Incendios
Siempre ha habido incendios en la península Ibérica, como en todos los países ribereños de la cuenca del Gran Mar Interior. Con el clima mediterráneo, que hace coincidir las máximas temperaturas con las mínimas o nulas precipitaciones, el estío, esa quinta estación entre el verano y el otoño de los venecianos, el fuego ha sido un factor ambiental tan pertinaz como la propia sequía.
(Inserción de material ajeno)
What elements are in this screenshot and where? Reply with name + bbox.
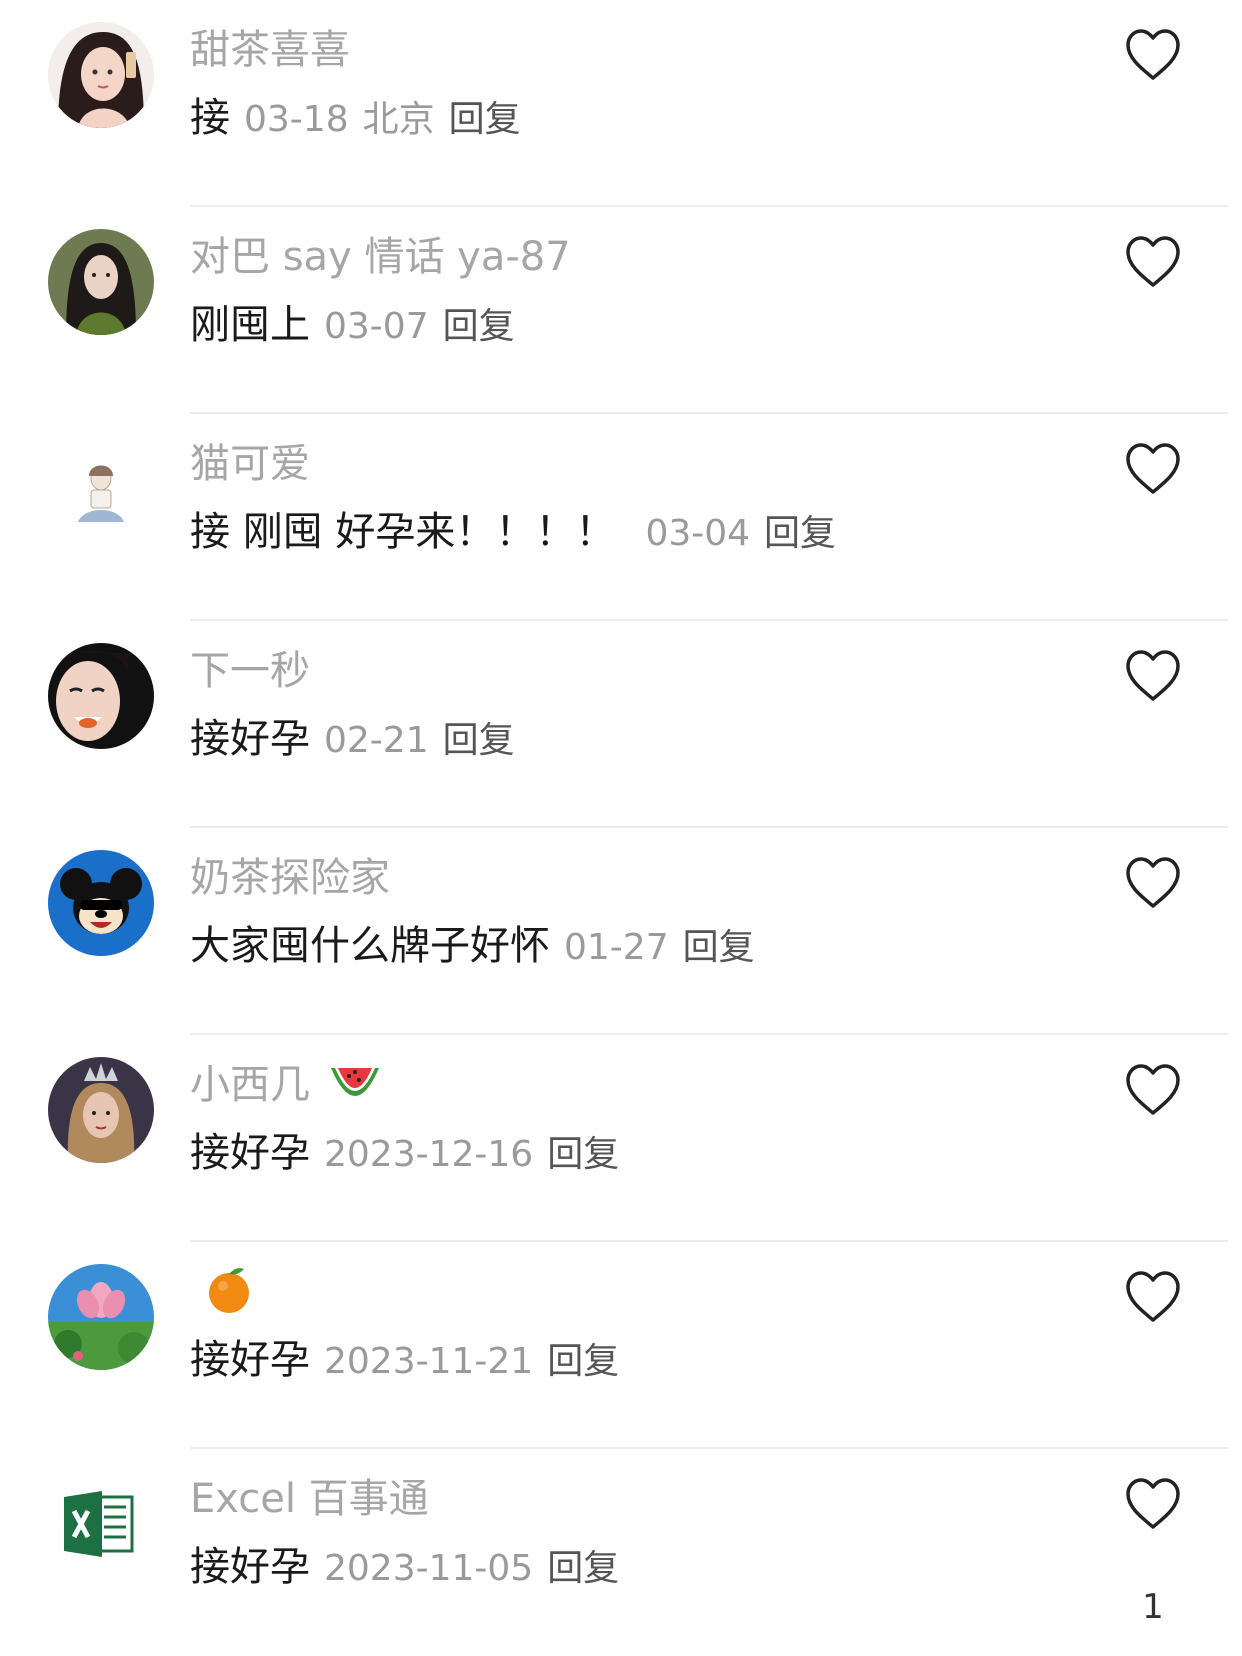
comment-date: 2023-11-21 (324, 1341, 534, 1382)
avatar[interactable] (48, 1057, 154, 1163)
avatar[interactable] (48, 436, 154, 542)
like-button[interactable] (1124, 442, 1182, 496)
comment-date: 2023-11-05 (324, 1548, 534, 1589)
reply-button[interactable]: 回复 (547, 1341, 619, 1382)
heart-icon (1126, 1478, 1180, 1529)
comment-item: 猫可爱 接 刚囤 好孕来！！！！ 03-04 回复 (0, 414, 1242, 621)
lotus-avatar-icon (48, 1264, 154, 1370)
comment-item: 接好孕 2023-11-21 回复 (0, 1242, 1242, 1449)
like-button[interactable] (1124, 28, 1182, 82)
like-button[interactable] (1124, 1477, 1182, 1531)
avatar-sketch-icon (48, 436, 154, 542)
username-text[interactable]: 小西几 (190, 1062, 310, 1108)
comment-item: 甜茶喜喜 接 03-18 北京 回复 (0, 0, 1242, 207)
reply-button[interactable]: 回复 (547, 1548, 619, 1589)
comment-body: 刚囤上 03-07 回复 (190, 297, 515, 361)
comment-date: 03-18 (244, 99, 349, 140)
comment-date: 02-21 (324, 720, 429, 761)
username-text[interactable]: 猫可爱 (190, 441, 310, 487)
heart-icon (1126, 857, 1180, 908)
avatar-girl-icon (48, 22, 154, 128)
reply-button[interactable]: 回复 (443, 306, 515, 347)
username[interactable]: 猫可爱 (190, 436, 310, 492)
comment-date: 03-04 (645, 513, 751, 554)
like-button[interactable] (1124, 856, 1182, 910)
username[interactable]: Excel 百事通 (190, 1471, 429, 1527)
reply-button[interactable]: 回复 (449, 99, 521, 140)
comment-item: Excel 百事通 接好孕 2023-11-05 回复 1 (0, 1449, 1242, 1656)
comment-date: 01-27 (564, 927, 669, 968)
comment-body: 接好孕 2023-11-21 回复 (190, 1332, 619, 1396)
heart-icon (1126, 443, 1180, 494)
avatar[interactable] (48, 1264, 154, 1370)
avatar[interactable] (48, 1471, 154, 1577)
like-button[interactable] (1124, 649, 1182, 703)
username-text[interactable]: 奶茶探险家 (190, 855, 390, 901)
heart-icon (1126, 650, 1180, 701)
like-button[interactable] (1124, 1063, 1182, 1117)
avatar[interactable] (48, 643, 154, 749)
like-button[interactable] (1124, 235, 1182, 289)
avatar[interactable] (48, 850, 154, 956)
excel-avatar-icon (48, 1471, 154, 1577)
avatar[interactable] (48, 22, 154, 128)
comment-text: 刚囤上 (190, 302, 310, 348)
username[interactable]: 奶茶探险家 (190, 850, 390, 906)
heart-icon (1126, 29, 1180, 80)
username[interactable]: 甜茶喜喜 (190, 22, 350, 78)
comment-date: 03-07 (324, 306, 429, 347)
username-text[interactable]: 甜茶喜喜 (190, 27, 350, 73)
comment-location: 北京 (362, 99, 435, 140)
reply-button[interactable]: 回复 (764, 513, 836, 554)
avatar-crown-icon (48, 1057, 154, 1163)
comment-text: 接好孕 (190, 1337, 310, 1383)
comment-body: 接好孕 02-21 回复 (190, 711, 515, 775)
comment-item: 下一秒 接好孕 02-21 回复 (0, 621, 1242, 828)
comment-item: 对巴 say 情话 ya-87 刚囤上 03-07 回复 (0, 207, 1242, 414)
comment-body: 接 刚囤 好孕来！！！！ 03-04 回复 (190, 504, 836, 568)
comment-text: 接 刚囤 好孕来！！！！ (190, 509, 616, 555)
heart-icon (1126, 236, 1180, 287)
comment-item: 奶茶探险家 大家囤什么牌子好怀 01-27 回复 (0, 828, 1242, 1035)
username[interactable]: 下一秒 (190, 643, 310, 699)
comment-text: 接好孕 (190, 716, 310, 762)
orange-icon (206, 1264, 252, 1329)
reply-button[interactable]: 回复 (443, 720, 515, 761)
comment-list: 甜茶喜喜 接 03-18 北京 回复 对巴 say 情话 ya-87 刚囤上 03-07… (0, 0, 1242, 1637)
avatar-girl-green-icon (48, 229, 154, 335)
username[interactable]: 对巴 say 情话 ya-87 (190, 229, 571, 285)
comment-date: 2023-12-16 (324, 1134, 534, 1175)
watermelon-icon (329, 1059, 381, 1115)
comment-body: 大家囤什么牌子好怀 01-27 回复 (190, 918, 755, 982)
comment-body: 接好孕 2023-11-05 回复 (190, 1539, 619, 1603)
mickey-avatar-icon (48, 850, 154, 956)
username-text[interactable]: Excel 百事通 (190, 1476, 429, 1522)
reply-button[interactable]: 回复 (683, 927, 755, 968)
reply-button[interactable]: 回复 (547, 1134, 619, 1175)
comment-text: 大家囤什么牌子好怀 (190, 923, 550, 969)
like-button[interactable] (1124, 1270, 1182, 1324)
username[interactable] (190, 1264, 252, 1329)
avatar-smile-icon (48, 643, 154, 749)
username-text[interactable]: 下一秒 (190, 648, 310, 694)
heart-icon (1126, 1271, 1180, 1322)
comment-body: 接好孕 2023-12-16 回复 (190, 1125, 619, 1189)
comment-text: 接 (190, 95, 230, 141)
comment-body: 接 03-18 北京 回复 (190, 90, 521, 154)
like-count: 1 (1142, 1587, 1164, 1627)
comment-item: 小西几 接好孕 2023-12-16 回复 (0, 1035, 1242, 1242)
comment-text: 接好孕 (190, 1130, 310, 1176)
heart-icon (1126, 1064, 1180, 1115)
username-text[interactable]: 对巴 say 情话 ya-87 (190, 234, 571, 280)
username[interactable]: 小西几 (190, 1057, 381, 1115)
avatar[interactable] (48, 229, 154, 335)
comment-text: 接好孕 (190, 1544, 310, 1590)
Entonces, ¿qué hay de nuevo en este problema? Que es un problema. Lo que han variado han sido las dimensiones catastróficas que alcanzan los incendios actuales y su falta de autocontrol, la dificultad para apagarlos. ¿Por qué? Porque ha cambiado el territorio, han desaparecido los ganados que, consumiendo pasto y rastrojos apagaban los fuegos en el invierno anterior al verano que se iban a producir. Porque ha desaparecido ese guardián de la naturaleza que era el campesinado, apresuradamente sustuido por una guardería que apenas puede llenar ese vacío, y en su lugar proliferan invasores temporales en forma de campistas. Porque se ha sembrado el monte de bidones de igniscible trementina, entre otras, los pinos y eucaliptos, prestos a arder, en forma de monótonas plantaciones que terminan por extenderse a todas las demás (un incendio doméstico puede arrasar el cuarto de baño de una vivienda, pero suele producirse en la cocina). Porque han proliferado las pistas y caminos ociosos que permiten llegar fácilmente a los más recónditos parajes arbolados. Porque se han situado urbanizaciones en sitios absurdos donde nunca hubo un pueblo asentado.
Por cierto, los psicólogos clínicos consideran que en España hay un poco más de un centenar de pirómanos diagnosticados, pero oyendo a los políticos parecen miles. ¿No será que los verdaderos pirómanos han sido las políticas agrarias, forestales y urbanísticas, esto es, de gestión del territorio, que vienen funcionando durante décadas.